• Kyodo


The government has been expanding a program to win over public opinion in the United States on Japan’s foreign policy related to defense and the disputes with China and South Korea over territory and wartime history.

The program is aimed at encouraging more Americans to back Japan in the war of words with its neighbors. A pillar of the strategy is presenting Japan’s policies through events organized by U.S. think tanks that are influential in policymaking and forming public opinion.

“I found American people’s understanding of Japan is still insufficient,” scholar Yuichi Hosoya said after taking part as a panelist in one such symposium on bilateral relations in November in Washington. “There must be more opportunities like this.”

A change in Japan’s defense policy and concern about growing nationalism under Prime Minister Shinzo Abe, widely viewed as a hawk, were among the key topics discussed in the event at the Carnegie Endowment for International Peace.

Hosoya, a law professor at Keio University and member of Abe’s panel reviewing the legal basis for national security, struggled to explain what Japan is trying to do under the administration’s motto of “proactive contribution to global peace,” which is often described as unclear.

Matake Kamiya, another panelist who is a professor at the National Defense Academy, downplayed concern about the potential rise of extreme nationalism in Japan.

Kamiya told the audience of around 200 that the Japanese public is “more level-headed” than thought when it comes to the country’s Asian neighbors.

Osaka Mayor Toru Hashimoto’s Nippon Ishin no Kai (Japan Restoration Party) suffered a dramatic loss of public support after he made questionable remarks about Japan’s colonial rule of the Korean Peninsula, Kamiya said.

The Cabinet Public Relations Office secured ¥850 million for policy PR projects abroad during the current fiscal year and is seeking significantly more next year.

The Abe administration set up a special team last summer to handle public relations overseas and chose U.S. policymakers and those close to them as its first target.

The efforts reflect a sense of crisis among Japanese officials who have seen active policy promotion in the United States by China and South Korea, in contrast with the 1980s and 1990s, when Japan had a strong voice representing Asia.

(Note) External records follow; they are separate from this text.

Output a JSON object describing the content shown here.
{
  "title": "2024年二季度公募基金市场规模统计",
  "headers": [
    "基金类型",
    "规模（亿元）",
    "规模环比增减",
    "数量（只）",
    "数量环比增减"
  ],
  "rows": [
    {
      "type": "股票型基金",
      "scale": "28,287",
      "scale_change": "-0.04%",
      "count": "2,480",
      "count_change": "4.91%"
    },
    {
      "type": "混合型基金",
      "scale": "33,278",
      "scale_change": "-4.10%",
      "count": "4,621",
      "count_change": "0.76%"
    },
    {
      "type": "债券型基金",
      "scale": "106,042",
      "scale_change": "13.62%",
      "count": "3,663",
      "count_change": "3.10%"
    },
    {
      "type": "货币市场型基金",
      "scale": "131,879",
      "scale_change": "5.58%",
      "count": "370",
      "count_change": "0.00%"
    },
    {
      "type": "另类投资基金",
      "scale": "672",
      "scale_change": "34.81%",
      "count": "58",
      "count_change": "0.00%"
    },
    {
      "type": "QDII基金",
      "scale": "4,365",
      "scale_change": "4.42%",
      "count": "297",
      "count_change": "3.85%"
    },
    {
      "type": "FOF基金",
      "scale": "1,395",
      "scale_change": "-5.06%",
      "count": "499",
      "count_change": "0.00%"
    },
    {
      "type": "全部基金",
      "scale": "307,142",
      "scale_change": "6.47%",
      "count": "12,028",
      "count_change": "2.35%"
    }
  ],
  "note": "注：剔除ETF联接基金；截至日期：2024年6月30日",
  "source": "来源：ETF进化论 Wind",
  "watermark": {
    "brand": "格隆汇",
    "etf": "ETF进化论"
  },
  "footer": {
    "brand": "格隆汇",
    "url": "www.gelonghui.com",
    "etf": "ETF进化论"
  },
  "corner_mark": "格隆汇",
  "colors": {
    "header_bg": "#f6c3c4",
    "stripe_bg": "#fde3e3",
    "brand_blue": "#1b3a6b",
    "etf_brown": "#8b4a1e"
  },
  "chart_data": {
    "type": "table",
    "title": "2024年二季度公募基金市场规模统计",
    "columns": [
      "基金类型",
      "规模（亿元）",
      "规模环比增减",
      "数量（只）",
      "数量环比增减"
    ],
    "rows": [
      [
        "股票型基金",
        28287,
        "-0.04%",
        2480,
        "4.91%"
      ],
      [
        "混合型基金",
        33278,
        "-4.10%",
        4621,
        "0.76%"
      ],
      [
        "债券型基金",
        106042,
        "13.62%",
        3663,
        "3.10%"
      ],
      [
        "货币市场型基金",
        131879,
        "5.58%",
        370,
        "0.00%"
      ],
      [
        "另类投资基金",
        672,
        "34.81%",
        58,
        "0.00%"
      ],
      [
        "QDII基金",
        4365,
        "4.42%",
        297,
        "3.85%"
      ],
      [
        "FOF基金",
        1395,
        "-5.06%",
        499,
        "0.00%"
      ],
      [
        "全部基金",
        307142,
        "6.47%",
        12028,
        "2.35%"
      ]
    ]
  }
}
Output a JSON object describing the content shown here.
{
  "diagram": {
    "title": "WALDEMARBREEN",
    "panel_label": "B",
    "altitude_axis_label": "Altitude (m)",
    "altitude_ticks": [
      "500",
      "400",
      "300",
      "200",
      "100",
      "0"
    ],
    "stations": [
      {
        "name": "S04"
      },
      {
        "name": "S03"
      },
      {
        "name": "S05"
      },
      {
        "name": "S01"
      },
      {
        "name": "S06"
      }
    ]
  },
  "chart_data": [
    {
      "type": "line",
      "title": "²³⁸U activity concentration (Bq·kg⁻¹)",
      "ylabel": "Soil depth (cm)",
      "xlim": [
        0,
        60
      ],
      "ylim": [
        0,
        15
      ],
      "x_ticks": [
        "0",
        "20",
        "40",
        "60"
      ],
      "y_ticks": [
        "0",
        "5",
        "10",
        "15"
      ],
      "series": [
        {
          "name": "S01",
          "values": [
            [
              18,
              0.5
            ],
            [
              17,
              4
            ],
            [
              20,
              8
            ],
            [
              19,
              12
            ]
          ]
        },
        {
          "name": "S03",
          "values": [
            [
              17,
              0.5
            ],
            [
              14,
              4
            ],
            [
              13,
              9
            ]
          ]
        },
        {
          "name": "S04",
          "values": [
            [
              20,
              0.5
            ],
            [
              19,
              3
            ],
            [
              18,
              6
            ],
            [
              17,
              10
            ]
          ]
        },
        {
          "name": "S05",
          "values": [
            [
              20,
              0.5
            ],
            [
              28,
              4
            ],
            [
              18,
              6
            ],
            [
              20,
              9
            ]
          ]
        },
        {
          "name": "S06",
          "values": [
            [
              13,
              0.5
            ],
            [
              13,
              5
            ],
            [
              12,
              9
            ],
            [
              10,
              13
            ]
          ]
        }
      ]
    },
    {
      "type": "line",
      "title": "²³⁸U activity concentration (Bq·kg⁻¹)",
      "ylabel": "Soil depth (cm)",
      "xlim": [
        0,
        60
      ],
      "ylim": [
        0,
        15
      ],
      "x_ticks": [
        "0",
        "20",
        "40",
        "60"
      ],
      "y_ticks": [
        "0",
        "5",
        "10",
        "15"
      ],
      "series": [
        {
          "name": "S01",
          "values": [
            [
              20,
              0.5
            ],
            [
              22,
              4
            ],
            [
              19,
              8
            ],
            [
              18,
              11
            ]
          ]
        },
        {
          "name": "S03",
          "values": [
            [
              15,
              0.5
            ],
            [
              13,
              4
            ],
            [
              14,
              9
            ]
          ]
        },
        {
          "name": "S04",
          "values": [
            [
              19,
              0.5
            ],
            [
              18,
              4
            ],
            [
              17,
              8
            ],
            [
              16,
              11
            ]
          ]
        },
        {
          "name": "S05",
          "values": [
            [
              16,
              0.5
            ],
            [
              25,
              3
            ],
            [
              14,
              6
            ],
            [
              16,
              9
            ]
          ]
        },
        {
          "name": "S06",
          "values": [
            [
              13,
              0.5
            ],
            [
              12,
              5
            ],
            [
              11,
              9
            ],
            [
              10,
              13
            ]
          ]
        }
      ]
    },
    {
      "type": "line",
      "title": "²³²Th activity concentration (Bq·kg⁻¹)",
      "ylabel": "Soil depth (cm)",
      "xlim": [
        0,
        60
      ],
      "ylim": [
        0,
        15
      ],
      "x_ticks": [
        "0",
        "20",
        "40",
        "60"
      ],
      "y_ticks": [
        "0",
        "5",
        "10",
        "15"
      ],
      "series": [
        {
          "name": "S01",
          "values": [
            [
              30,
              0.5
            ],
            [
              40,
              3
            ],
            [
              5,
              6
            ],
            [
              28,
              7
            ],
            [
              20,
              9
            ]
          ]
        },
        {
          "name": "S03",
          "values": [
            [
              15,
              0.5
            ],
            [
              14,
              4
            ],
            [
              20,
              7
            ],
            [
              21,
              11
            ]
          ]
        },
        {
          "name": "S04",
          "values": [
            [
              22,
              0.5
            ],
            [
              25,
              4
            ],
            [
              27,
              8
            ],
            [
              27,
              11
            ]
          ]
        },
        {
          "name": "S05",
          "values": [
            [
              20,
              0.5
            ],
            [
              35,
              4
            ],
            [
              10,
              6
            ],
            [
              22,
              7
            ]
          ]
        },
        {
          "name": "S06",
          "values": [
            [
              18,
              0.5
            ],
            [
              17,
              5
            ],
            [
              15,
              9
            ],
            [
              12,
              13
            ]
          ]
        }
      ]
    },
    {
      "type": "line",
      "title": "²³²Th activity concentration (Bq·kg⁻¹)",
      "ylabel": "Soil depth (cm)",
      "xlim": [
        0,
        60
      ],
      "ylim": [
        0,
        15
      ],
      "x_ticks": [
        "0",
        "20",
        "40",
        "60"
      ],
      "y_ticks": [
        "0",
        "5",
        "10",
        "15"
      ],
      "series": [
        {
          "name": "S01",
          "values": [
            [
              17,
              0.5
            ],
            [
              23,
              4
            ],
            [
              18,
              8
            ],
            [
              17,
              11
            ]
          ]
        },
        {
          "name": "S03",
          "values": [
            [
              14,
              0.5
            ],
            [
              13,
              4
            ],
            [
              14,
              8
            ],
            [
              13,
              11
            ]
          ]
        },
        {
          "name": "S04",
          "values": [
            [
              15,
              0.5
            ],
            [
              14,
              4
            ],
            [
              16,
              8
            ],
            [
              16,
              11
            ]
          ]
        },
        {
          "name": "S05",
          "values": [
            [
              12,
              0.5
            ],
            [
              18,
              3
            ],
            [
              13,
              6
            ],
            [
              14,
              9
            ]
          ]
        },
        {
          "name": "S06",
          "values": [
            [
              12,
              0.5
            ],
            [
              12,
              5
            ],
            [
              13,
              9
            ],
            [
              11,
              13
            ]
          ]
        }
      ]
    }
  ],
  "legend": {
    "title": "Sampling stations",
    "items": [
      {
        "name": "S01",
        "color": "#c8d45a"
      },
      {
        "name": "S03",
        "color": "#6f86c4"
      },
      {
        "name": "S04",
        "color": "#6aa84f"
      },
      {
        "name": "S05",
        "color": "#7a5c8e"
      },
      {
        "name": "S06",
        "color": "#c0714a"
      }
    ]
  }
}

In 2007, during Abe’s previous stint as prime minister, Korean-Americans successfully lobbied the U.S. House of Representatives to adopt a resolution demanding the Japanese government apologize for sexual servitude on the Korean Peninsula before and during World War II.

Chinese and South Korean groups have bought advertising space in The New York Times and The Washington Post in the last couple of years, pressing each country’s case on their territorial disputes with Japan.

Beijing put forward its claims to the Japanese-administered Senkaku Islands in the East China Sea, while Seoul defended its control of the rocky islets in the Sea of Japan called Takeshima in Japan and Dokdo in South Korea.

The Abe administration plans to air more programs promoting the country’s stance on foreign television channels and is considering asking past participants in the government-backed Japan Exchange and Teaching Program to help.

James Schoff, an expert on Japan-U.S. relations at the Carnegie Endowment, told Kyodo News that the Japanese government needs not only to pitch its positions to U.S. policymakers but to “reach out to different age groups and different circles of people.”

Schoff also said the Japanese government should be prepared to “play the long game,” meaning such efforts must be sustained.